Frank Taal Galerie is proud to show work by Isabelle Borges, Bram Braam, Jan ten Have, Gerben Mulder, Tycho van Zomeren during the special spring edition of Art Rotterdam 2022.
Isabelle Borges (BR, 1996) In her mostly abstract works, Isabelle Borges explores patterns and structures she encounters in the visible world. Her main focus is on the geometry of the spaces between things and the resulting spatial dynamics.
Bram Braam (NL, 1980) views public space through the eye of a sculpturer. The artist has established an intimate connection to the city and its architecture. The city of Berlin is known for its many contrasts in rich and poor, slick and raw. It is these contrasts that the artist plays with and brings together in his work, reflecting upon the manufacturability of a city.

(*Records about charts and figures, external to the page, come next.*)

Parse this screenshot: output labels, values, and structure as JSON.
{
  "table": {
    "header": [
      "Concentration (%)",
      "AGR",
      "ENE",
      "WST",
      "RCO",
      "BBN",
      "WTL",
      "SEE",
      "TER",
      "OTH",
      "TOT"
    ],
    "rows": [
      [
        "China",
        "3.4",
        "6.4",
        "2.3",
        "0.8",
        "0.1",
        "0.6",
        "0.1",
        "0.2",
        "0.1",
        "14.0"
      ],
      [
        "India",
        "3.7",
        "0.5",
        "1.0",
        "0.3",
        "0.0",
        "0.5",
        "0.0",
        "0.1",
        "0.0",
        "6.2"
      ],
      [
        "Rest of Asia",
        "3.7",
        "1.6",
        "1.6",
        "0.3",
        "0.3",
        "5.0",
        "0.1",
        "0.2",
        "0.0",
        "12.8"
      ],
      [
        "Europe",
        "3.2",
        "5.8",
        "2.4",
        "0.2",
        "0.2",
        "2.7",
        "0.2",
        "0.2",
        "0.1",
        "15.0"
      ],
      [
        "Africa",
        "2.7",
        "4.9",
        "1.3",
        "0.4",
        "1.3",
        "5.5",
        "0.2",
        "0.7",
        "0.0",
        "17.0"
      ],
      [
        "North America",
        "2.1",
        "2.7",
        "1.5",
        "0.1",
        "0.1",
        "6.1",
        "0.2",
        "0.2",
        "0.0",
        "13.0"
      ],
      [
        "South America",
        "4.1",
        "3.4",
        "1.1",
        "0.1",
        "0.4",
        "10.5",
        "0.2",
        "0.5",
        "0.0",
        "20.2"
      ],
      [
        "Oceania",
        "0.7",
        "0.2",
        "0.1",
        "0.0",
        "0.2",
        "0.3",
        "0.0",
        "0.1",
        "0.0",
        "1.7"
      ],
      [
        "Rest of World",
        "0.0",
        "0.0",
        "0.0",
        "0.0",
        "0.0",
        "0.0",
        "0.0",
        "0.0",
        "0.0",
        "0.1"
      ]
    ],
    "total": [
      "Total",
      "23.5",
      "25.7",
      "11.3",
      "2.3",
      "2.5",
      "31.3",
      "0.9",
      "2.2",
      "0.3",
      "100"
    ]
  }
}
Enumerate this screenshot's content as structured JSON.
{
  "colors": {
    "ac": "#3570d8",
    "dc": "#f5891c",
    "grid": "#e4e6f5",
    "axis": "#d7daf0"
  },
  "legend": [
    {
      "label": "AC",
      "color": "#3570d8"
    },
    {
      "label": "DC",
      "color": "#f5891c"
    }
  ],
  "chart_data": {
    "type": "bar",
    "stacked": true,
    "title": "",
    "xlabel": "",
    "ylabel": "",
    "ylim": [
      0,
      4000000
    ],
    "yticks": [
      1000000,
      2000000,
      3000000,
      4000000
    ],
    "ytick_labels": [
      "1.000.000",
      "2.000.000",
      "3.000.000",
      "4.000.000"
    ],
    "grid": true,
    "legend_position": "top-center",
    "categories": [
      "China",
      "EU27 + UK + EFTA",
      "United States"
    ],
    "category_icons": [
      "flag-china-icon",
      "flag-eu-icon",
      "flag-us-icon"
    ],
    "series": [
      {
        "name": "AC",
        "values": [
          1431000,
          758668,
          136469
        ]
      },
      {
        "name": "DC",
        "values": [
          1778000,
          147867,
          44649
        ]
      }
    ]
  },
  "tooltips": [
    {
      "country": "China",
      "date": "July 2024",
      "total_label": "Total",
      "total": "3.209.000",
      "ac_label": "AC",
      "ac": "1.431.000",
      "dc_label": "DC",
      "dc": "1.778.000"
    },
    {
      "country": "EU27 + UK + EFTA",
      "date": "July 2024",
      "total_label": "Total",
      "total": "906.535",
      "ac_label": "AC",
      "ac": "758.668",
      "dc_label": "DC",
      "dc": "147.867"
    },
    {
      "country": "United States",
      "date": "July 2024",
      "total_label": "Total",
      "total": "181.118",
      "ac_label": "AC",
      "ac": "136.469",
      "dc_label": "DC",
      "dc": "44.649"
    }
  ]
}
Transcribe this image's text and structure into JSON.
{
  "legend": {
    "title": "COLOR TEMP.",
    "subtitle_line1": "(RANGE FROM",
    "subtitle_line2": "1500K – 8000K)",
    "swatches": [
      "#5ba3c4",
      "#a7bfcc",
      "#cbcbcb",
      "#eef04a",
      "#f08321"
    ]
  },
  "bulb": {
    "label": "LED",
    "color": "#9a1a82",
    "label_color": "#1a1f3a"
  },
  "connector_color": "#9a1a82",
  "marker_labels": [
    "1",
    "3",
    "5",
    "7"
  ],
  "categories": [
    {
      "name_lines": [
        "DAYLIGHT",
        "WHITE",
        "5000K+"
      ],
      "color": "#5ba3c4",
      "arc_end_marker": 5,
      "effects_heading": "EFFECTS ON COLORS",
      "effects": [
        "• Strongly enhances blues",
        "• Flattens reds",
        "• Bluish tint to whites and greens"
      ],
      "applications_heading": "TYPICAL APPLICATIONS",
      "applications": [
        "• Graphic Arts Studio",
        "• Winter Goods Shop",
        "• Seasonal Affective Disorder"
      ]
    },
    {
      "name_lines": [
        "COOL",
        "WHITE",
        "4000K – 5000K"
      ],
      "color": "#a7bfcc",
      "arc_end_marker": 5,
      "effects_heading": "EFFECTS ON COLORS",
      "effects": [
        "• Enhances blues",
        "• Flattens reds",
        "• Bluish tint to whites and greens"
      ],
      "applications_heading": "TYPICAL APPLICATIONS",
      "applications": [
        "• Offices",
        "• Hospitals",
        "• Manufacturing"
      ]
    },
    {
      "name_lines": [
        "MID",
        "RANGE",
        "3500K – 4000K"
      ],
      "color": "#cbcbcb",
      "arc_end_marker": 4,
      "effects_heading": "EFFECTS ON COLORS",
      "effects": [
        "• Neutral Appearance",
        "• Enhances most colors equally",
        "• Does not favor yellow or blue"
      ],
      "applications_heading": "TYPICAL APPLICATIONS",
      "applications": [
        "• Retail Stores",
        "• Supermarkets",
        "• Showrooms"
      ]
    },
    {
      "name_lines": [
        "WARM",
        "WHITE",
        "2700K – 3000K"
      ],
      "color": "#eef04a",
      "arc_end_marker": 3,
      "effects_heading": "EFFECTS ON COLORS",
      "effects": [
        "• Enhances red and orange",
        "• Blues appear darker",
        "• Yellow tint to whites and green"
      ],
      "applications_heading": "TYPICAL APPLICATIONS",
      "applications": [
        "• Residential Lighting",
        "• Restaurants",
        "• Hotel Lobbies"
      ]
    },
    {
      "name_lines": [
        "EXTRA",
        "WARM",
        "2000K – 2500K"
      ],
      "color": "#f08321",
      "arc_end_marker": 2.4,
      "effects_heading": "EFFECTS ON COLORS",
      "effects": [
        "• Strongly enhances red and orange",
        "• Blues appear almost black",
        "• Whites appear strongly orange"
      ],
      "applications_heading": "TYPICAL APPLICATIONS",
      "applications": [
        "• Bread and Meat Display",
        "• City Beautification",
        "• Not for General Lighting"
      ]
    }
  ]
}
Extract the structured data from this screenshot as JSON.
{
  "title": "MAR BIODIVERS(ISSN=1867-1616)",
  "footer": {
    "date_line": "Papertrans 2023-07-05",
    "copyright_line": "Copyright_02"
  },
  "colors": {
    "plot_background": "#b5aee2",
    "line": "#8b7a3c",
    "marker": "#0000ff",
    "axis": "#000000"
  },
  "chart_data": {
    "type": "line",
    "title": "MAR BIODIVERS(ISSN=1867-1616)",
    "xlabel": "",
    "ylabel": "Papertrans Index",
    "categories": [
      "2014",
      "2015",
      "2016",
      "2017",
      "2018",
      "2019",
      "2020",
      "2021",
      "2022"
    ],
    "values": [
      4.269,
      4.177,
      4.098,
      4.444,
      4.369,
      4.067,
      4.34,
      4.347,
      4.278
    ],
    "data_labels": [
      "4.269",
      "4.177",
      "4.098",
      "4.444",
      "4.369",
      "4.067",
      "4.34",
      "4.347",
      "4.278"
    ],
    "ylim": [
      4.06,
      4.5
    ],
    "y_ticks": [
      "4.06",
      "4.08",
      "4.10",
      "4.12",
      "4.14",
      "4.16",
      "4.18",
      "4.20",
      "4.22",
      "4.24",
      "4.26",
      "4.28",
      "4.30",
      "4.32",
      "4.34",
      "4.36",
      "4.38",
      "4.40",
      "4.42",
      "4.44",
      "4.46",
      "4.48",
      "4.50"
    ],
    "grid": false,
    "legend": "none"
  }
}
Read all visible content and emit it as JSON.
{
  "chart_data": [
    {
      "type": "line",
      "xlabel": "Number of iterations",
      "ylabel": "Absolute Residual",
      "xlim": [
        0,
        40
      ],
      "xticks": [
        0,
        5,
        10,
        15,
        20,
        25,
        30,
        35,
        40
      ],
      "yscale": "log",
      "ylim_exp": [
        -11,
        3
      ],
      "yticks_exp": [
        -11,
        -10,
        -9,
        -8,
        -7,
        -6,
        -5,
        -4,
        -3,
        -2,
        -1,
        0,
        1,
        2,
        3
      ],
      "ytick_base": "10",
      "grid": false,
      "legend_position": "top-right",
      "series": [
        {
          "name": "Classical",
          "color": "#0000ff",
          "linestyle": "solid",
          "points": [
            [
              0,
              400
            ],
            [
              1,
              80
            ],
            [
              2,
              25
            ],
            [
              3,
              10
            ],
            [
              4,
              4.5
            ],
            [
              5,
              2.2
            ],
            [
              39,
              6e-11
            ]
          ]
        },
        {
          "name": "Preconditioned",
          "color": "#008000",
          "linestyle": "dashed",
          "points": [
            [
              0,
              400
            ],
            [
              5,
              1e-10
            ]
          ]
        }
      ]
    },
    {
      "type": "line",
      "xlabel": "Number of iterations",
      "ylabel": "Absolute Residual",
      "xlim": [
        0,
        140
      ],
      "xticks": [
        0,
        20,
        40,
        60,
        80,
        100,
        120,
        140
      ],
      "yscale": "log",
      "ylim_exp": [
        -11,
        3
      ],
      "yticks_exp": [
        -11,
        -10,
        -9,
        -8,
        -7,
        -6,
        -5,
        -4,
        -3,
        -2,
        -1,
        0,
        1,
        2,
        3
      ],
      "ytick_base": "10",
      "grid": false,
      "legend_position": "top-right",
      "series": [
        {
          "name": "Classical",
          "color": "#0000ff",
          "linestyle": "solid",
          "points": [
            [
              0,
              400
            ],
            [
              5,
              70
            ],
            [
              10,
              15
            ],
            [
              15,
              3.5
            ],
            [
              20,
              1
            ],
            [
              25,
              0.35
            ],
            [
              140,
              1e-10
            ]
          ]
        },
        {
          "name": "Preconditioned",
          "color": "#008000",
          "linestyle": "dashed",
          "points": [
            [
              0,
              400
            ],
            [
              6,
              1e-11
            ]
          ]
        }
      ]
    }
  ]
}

Jan ten Have (NL, 1957) pushes toward a new approach of the tension between form and matter in his art practice. Ten Have thinks beyond the boundaries of the traditional use of matter. He brings out what is exterior to it. He sets a doctrine of materialism, in which matter always wins out over form.
Gerben Mulder (NL, 1972) is a self-made artist. An autodidact and painter pur sang. Mulder works intuitively and is never limited to one medium or style. He always works on different series simultaneously. In terms of medium, they vary from canvas, collages on paper, gouaches and enormous murals (MOCA Tuscon, 2011) and in style from figurative to abstract. Always with a very clear signature of his own that speaks from all his work.
Tycho van Zomeren (NL, 1989) explores the border areas of perception, such as the changing moments in the twilight, where subjective interpretation is necessary to understand what is being seen. These paintings, which are both realistic and abstract, invite viewers to explore the relationship between their eyesight and their formation of meaning.